A green light from the Federal Railroad Administration

In the last few days, the Federal Railroad Administration published the final version of the Rule of Particular Applicability (RPA) and the Record of Decision (ROD).

The first act provides guidelines for the regulations to be followed in the construction of the Texas Central Railway, from safety to signage, and gives the go-ahead for the Texas line to use the Tokaido Shinkansen high-speed system, known to be one of the safest and most efficient in the world.

The Record of Decision, on the other hand, represents the completion of the authorization process in terms of environmental impact started in 2014 and required by the National Environmental Policy Act.

“This is the moment we have been working towards,” said Carlos Aguilar, CEO of Texas Central Railroad. “The release of the final RPA and ROD by the Federal Railroad Administration represents years of work by countless individuals, affirming a very thorough and careful federal regulatory process that will make the Texas Central Railroad the first high-speed rail system to be implemented in the United States.”

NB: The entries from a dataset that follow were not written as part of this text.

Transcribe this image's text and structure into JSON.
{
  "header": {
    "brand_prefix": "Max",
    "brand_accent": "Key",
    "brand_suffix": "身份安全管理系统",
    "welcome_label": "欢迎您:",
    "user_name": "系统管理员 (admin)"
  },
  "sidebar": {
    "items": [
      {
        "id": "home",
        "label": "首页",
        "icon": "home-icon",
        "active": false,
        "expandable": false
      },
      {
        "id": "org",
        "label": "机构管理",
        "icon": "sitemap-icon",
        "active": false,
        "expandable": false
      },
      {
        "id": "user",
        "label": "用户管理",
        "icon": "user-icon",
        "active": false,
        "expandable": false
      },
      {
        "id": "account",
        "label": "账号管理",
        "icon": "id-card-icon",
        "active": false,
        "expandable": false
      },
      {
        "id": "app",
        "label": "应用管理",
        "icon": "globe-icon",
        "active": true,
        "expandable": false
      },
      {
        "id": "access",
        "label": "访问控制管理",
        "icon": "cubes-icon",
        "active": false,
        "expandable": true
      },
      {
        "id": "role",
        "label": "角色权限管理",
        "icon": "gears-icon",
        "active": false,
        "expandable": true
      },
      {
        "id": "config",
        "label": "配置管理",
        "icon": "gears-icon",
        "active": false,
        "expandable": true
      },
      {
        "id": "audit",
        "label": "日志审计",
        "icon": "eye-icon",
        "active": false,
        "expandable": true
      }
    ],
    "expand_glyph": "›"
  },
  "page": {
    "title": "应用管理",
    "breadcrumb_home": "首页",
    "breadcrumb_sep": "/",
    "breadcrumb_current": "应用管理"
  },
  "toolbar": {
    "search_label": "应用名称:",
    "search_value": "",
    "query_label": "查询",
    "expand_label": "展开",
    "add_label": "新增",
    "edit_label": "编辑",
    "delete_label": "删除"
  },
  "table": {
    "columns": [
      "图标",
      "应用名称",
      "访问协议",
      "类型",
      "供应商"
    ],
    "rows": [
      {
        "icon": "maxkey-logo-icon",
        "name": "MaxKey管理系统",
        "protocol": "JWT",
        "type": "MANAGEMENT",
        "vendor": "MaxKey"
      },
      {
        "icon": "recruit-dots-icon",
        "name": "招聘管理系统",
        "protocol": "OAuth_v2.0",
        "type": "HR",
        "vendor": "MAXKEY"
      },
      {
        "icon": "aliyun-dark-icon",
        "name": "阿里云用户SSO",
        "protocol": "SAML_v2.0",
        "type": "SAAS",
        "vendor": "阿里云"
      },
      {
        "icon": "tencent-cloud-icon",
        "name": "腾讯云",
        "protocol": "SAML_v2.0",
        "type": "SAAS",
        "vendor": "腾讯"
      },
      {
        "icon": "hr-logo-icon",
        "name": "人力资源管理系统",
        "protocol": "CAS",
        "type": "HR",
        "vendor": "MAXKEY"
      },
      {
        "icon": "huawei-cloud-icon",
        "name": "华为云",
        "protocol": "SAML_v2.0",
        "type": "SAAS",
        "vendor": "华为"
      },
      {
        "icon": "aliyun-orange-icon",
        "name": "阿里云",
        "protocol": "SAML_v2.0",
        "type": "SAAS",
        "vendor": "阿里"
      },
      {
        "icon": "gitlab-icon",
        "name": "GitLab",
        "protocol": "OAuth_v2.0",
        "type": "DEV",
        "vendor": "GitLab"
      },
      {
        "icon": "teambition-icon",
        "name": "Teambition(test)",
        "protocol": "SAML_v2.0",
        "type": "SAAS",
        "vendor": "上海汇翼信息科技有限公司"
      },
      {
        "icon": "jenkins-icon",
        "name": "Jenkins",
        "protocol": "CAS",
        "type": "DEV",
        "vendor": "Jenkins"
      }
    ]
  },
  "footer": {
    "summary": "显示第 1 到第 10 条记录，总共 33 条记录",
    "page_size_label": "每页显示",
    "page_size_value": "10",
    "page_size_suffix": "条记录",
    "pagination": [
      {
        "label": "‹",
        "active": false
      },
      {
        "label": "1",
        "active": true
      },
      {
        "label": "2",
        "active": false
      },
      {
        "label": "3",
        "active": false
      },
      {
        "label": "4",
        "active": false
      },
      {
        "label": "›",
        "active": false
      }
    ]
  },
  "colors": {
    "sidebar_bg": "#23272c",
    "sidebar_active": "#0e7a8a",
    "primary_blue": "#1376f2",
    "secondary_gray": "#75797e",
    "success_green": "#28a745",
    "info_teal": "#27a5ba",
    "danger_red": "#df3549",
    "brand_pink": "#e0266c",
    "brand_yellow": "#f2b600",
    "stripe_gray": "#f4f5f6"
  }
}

Private financing to build a work for the common good

The Texas High-Speed Train is a work designed to transform mobility between two of the fastest-growing cities in the U.S. in one of the richest states in the country (if it were independent, Texas would be the 12th largest economy in the world). The Texas High-Speed Train will become a tool to accelerate development. This ambitious goal is being pursued by private investors, as reiterated by Texas Central, which has repeatedly stated its decision to give up state and federal subsidies.

The Webuild Group and its American subsidiary Lane Construction Corporation have been awarded the contract to carry out the civil engineering works, including the design and construction of the viaduct and embankment sections along the entire track, the installation of the track system and the alignment and construction of all buildings and services for the maintenance and storage of railway material. Webuild Group and Lane have a track record of 13,637 kilometers (8,473 miles) of railways and subways built over the years, are contributing their expertise and know how to this strategic project.

This enormous experience will be put to good use by the Texas High-Speed Train, a bullet train speeding towards the future of Texas and the United States of America.